Gunvald Larsson llamó para comunicar las descripciones de los dos hombres del Renault; a continuación se levantó, recogió sus papeles y miró el reloj, que marcaba ya las seis.

Probablemente, había hecho mucho trabajo para nada.

Los policías que llegaron primero al lugar ya habían informado hacía rato de la presencia de varios coches.

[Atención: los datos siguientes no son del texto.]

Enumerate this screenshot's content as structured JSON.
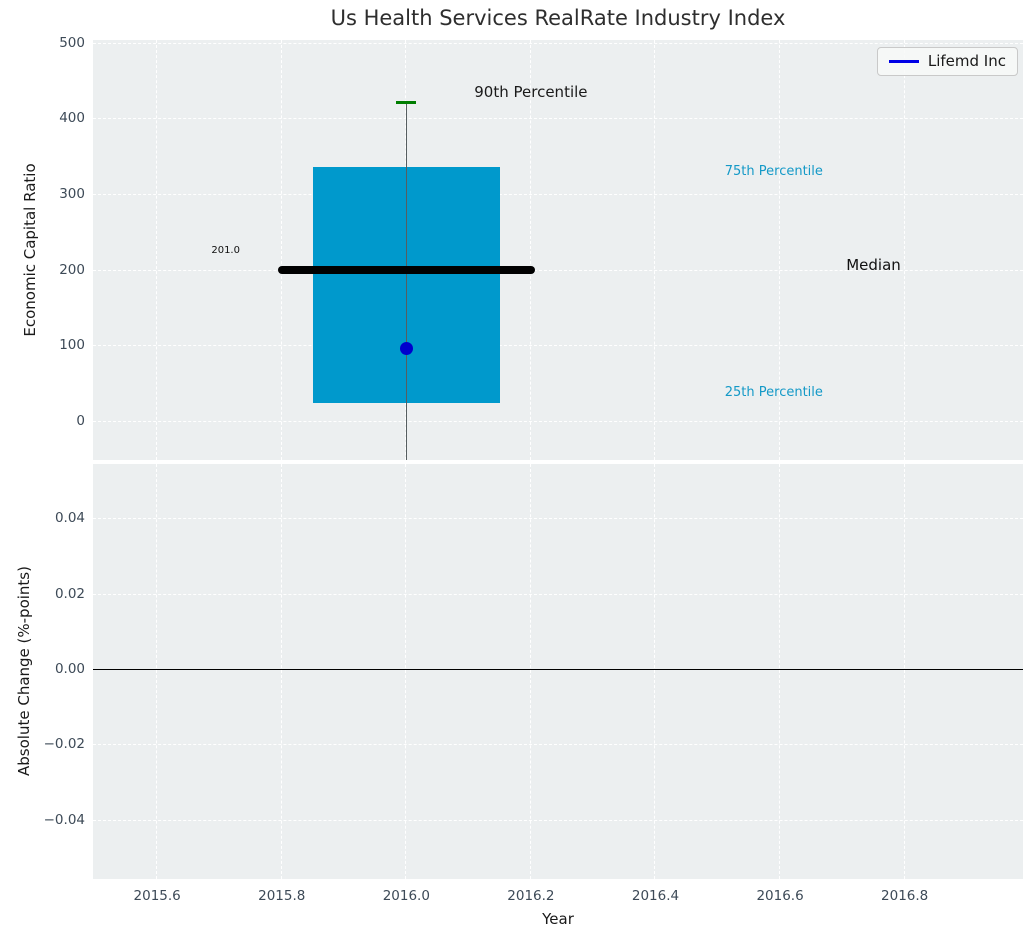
{
  "title": "Us Health Services RealRate Industry Index",
  "legend": {
    "label": "Lifemd Inc",
    "line_color": "#0000e6"
  },
  "colors": {
    "figure_bg": "#ffffff",
    "axes_bg": "#eceff0",
    "grid": "#ffffff",
    "box_fill": "#0099cc",
    "median_line": "#000000",
    "whisker": "#565e60",
    "cap_90th": "#007d00",
    "company_dot": "#0000cd",
    "tick_label": "#3d4a57",
    "axis_label": "#1a1a1a",
    "annotation_cyan": "#1499c7",
    "annotation_black": "#1a1a1a",
    "zero_line": "#000000"
  },
  "chart_data": [
    {
      "type": "boxplot",
      "title": "Us Health Services RealRate Industry Index",
      "ylabel": "Economic Capital Ratio",
      "ylim": [
        -50,
        505
      ],
      "yticks": [
        {
          "v": 500,
          "label": "500"
        },
        {
          "v": 400,
          "label": "400"
        },
        {
          "v": 300,
          "label": "300"
        },
        {
          "v": 200,
          "label": "200"
        },
        {
          "v": 100,
          "label": "100"
        },
        {
          "v": 0,
          "label": "0"
        }
      ],
      "xlim": [
        2015.497,
        2016.99
      ],
      "xticks": [
        {
          "v": 2015.6,
          "label": "2015.6"
        },
        {
          "v": 2015.8,
          "label": "2015.8"
        },
        {
          "v": 2016.0,
          "label": "2016.0"
        },
        {
          "v": 2016.2,
          "label": "2016.2"
        },
        {
          "v": 2016.4,
          "label": "2016.4"
        },
        {
          "v": 2016.6,
          "label": "2016.6"
        },
        {
          "v": 2016.8,
          "label": "2016.8"
        }
      ],
      "show_x_labels": false,
      "grid": true,
      "legend_position": "upper right",
      "box": {
        "x_center": 2016.0,
        "box_halfwidth_years": 0.15,
        "median_halfwidth_years": 0.206,
        "cap_halfwidth_years": 0.016,
        "p90": 423,
        "p75": 337,
        "median": 201.0,
        "p25": 25,
        "whisker_low_clipped": -50,
        "median_label": "201.0"
      },
      "series": [
        {
          "name": "Lifemd Inc",
          "color": "#0000cd",
          "x": [
            2016.0
          ],
          "y": [
            98
          ]
        }
      ],
      "annotations": [
        {
          "id": "90th-percentile",
          "text": "90th Percentile",
          "x": 2016.2,
          "y": 434,
          "size": 15,
          "color": "#1a1a1a"
        },
        {
          "id": "75th-percentile",
          "text": "75th Percentile",
          "x": 2016.59,
          "y": 329,
          "size": 13,
          "color": "#1499c7"
        },
        {
          "id": "median",
          "text": "Median",
          "x": 2016.75,
          "y": 205,
          "size": 15,
          "color": "#111111"
        },
        {
          "id": "25th-percentile",
          "text": "25th Percentile",
          "x": 2016.59,
          "y": 37,
          "size": 13,
          "color": "#1499c7"
        },
        {
          "id": "median-value",
          "text": "201.0",
          "x": 2015.71,
          "y": 224,
          "size": 10,
          "color": "#111111"
        }
      ]
    },
    {
      "type": "line",
      "ylabel": "Absolute Change (%-points)",
      "xlabel": "Year",
      "ylim": [
        -0.0555,
        0.0547
      ],
      "yticks": [
        {
          "v": 0.04,
          "label": "0.04"
        },
        {
          "v": 0.02,
          "label": "0.02"
        },
        {
          "v": 0.0,
          "label": "0.00"
        },
        {
          "v": -0.02,
          "label": "−0.02"
        },
        {
          "v": -0.04,
          "label": "−0.04"
        }
      ],
      "xlim": [
        2015.497,
        2016.99
      ],
      "xticks": [
        {
          "v": 2015.6,
          "label": "2015.6"
        },
        {
          "v": 2015.8,
          "label": "2015.8"
        },
        {
          "v": 2016.0,
          "label": "2016.0"
        },
        {
          "v": 2016.2,
          "label": "2016.2"
        },
        {
          "v": 2016.4,
          "label": "2016.4"
        },
        {
          "v": 2016.6,
          "label": "2016.6"
        },
        {
          "v": 2016.8,
          "label": "2016.8"
        }
      ],
      "show_x_labels": true,
      "grid": true,
      "zero_line": true,
      "series": []
    }
  ]
}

Además, ninguno de los testimonios ofrecía una imagen global y coherente de la escena.

Todo se había ido por supuesto al garete, como solía suceder.

Por un momento pensó si tal vez no debería retener al mejor de los testigos, pero descartó la idea. Todos parecían estar ansiosos por irse a casa lo antes posible.

A decir verdad, él era el que estaba más ansioso por marcharse.

Aunque, con toda probabilidad, su deseo no se cumpliría.

Así que dejó a la gente que se fuera.

Se puso la cazadora y volvió al banco.

Los restos del valeroso profesor de gimnasia habían sido retirados, y un joven agente de radiopatrulla salió de su vehículo y le comunicó que el subinspector Rönn estaba esperando al subinspector Larsson en su despacho.

Gunvald Larsson suspiró y se dirigió a su coche.